Concentrating on the weapon, Anakin glanced off a branch, falling like a rag doll. Trying to focus through the pain, he found the forest floor, pushed against it, pushed …
Until it pushed him back. All of his breath coughed out in a rush, and he folded around his gut, sucking for wind that would not come.
The morning sun found Anakin turning blue and black over much of his body, but still functional. In the dim light, he cautiously climbed from his hiding place in the hollow of a tree and looked around.
The Yuuzhan Vong craft was down, perhaps eighty meters away. It reminded Anakin of some sort of flat, winged sea creature, though it looked as if it were grown from the same stuff as the coralskippers. It was fetched up against a tree. The cockpit was a transparent bubble extruding from the top. The pilot inside looked quite dead.
Anakin found he’d been right about the dovin basal. It looked roughly the same as the larger ones he’d seen, except it had a huge, oozing gash in it. His lightsaber lay nearby. When he picked it up and tried to activate it, his fears were confirmed—nothing happened.
“Perfect,” he murmured aloud. “No weapons at all. Perfect.”
He found the remains of his speeder, still attached to the cable snaking from the Yuuzhan Vong craft. It didn’t take much of an inspection to tell him that this time he wouldn’t be salvaging anything.
From here on out, he was walking.
CHAPTER SIXTEEN
Nen Yim watched the damutek ships settle amongst the alien trees, with a giddiness she tried hard to conceal. No reward could come from a display of emotion, especially childish ones. A shaper was circumspect; a shaper was analytical. A shaper did not stare in wonder and joy and wave the tendrils of her headdress in abandon.

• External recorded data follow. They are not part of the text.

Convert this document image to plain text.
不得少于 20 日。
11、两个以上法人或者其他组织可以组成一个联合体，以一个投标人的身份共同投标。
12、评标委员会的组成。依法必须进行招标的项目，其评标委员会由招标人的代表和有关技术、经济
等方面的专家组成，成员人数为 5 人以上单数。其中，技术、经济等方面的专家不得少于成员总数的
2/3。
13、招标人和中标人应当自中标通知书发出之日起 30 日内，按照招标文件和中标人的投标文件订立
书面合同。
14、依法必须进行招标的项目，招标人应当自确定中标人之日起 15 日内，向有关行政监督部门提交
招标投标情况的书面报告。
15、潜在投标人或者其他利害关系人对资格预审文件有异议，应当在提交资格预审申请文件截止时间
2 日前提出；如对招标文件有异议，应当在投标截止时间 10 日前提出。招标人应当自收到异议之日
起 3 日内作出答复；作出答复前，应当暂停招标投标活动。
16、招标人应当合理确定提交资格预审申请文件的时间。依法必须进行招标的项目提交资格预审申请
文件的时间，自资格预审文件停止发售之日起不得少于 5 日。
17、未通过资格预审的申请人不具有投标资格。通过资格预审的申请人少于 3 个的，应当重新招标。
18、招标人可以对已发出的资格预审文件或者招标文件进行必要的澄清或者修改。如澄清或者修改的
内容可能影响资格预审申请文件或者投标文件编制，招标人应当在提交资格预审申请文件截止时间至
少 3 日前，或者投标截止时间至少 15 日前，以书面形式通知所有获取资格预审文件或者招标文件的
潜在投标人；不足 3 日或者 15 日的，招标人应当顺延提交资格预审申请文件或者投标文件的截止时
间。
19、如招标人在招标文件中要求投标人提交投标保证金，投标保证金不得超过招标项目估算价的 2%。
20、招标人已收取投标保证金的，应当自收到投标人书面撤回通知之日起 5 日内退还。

So Nen Yim did none of that. But by the gods, she felt like doing it. This was a planet! Perhaps technically a moon, but a world, an unknown world! The unfamiliar smells of the place, the unanticipated movement of the air, the unimagined oddness of a gravity that wasn’t exactly right had her senses buzzing. But the real excitement came from within her. Like the thick-trunked damutek, she was a seed, finally come to the right soil to sprout in.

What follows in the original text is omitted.